Investors have done much better by placing their chips on shares of Hong Kong and Taiwanese companies that benefit from Chinese economic growth. So-called H shares, which are better-quality Chinese-government corporations that trade on the more mature Hong Kong Stock Exchange, have also produced better returns.

Compared with China's young stock markets, the Bombay Stock Exchange is a grizzled veteran. Founded in 1875 under a banyan tree, it is Asia's oldest exchange. In recent years, the world-class National Stock Exchange has upstaged the BSE. Established in Bombay in 1994, the privately owned NSE employs computerized trading and paperless settlement systems. "The NSE is a fantastic exchange," says Ajit Dayal, chief executive officer of Quantum Advisors, a Bombay-based investing firm.

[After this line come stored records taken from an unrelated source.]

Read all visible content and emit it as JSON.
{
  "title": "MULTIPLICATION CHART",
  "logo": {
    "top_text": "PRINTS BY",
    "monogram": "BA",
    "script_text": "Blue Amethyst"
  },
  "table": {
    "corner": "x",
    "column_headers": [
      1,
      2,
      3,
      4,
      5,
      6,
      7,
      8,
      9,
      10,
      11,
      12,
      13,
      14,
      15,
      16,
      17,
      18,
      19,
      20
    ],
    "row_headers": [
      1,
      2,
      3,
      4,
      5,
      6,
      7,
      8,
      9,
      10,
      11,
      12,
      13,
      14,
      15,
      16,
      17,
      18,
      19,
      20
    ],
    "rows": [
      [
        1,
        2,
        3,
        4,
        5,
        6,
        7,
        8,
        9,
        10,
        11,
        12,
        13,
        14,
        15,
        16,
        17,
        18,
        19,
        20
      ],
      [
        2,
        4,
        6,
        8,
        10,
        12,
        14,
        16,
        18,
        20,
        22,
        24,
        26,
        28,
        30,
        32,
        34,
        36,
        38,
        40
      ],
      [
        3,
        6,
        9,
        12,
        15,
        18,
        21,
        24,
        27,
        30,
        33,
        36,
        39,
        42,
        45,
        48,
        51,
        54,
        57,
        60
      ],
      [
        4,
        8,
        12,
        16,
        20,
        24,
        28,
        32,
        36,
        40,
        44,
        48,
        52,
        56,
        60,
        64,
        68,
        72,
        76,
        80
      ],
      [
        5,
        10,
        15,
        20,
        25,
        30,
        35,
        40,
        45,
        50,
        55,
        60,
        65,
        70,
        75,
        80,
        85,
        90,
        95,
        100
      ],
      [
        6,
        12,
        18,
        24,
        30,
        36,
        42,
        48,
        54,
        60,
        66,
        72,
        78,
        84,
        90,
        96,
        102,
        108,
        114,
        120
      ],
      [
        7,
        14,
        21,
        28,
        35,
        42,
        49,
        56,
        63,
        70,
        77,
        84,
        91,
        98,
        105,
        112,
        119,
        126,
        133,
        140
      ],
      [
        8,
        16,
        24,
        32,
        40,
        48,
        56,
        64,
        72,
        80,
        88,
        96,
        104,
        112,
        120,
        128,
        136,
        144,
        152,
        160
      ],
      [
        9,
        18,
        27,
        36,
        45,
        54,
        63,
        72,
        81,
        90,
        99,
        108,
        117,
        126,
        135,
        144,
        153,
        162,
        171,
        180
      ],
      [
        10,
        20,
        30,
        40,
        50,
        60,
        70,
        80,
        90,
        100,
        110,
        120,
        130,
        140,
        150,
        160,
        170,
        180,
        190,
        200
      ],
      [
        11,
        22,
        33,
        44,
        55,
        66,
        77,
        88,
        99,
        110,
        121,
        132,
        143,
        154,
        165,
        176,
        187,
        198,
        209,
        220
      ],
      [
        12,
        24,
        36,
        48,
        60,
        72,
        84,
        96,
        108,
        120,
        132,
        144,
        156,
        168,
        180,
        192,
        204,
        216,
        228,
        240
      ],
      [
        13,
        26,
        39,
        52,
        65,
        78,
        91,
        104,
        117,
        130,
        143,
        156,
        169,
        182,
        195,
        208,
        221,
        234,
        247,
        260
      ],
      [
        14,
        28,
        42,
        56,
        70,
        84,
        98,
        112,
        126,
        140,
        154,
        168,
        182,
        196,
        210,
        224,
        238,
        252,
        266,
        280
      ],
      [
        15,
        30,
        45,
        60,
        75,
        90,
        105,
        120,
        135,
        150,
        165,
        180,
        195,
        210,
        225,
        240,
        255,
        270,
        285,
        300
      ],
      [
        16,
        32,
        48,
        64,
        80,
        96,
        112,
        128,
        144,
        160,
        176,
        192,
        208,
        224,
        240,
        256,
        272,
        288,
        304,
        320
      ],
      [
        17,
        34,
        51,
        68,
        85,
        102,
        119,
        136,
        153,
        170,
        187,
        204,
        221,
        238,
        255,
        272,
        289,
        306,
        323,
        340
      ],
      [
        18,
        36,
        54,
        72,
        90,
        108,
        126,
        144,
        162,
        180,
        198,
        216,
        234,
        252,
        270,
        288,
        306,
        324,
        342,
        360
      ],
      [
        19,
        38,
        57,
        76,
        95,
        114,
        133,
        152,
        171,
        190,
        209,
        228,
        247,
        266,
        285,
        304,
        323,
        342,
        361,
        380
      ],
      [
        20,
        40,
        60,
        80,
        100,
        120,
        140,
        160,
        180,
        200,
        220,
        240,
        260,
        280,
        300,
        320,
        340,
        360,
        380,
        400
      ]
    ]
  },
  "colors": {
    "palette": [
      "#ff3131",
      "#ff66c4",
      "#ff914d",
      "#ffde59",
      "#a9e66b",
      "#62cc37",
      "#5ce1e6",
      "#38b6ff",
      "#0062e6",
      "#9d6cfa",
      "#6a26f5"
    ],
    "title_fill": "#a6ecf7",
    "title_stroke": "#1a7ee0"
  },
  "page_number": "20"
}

Since April 2003, both exchanges have shot up in nearly straight lines. Why? Foreign investors, attracted by India's 7% annual economic growth and strong gains in corporate profits (30% in 2004 among the 100 biggest Indian companies), have poured money into Indian stocks. "Corporate performance has been phenomenal," says Atul Kumar, of Practical Financial Services, a local brokerage.

With a longer tradition of private enterprise, Indian entrepreneurs tend to focus more on profitability than their Chinese counterparts do. "Indians have a much greater respect for capital," says Samir Mehta, chief investment officer of Hong Kong's Lloyd George Management. Mehta calculates that over a typical business cycle, return on equity (a measure of profitability) for Indian companies averages 18%, compared with just 8% for Chinese companies.

Although the contrasts between China and India are sharp now, they will likely blur over time. China's future lies in private enterprise, and its regime may someday realize that capitalism is not compatible with an absence of freedom. India's government is courting foreign investors and finally privatizing the companies that operate and maintain the nation's infrastructure. The dragon and the elephant are forces that will have to be reckoned with for decades to come.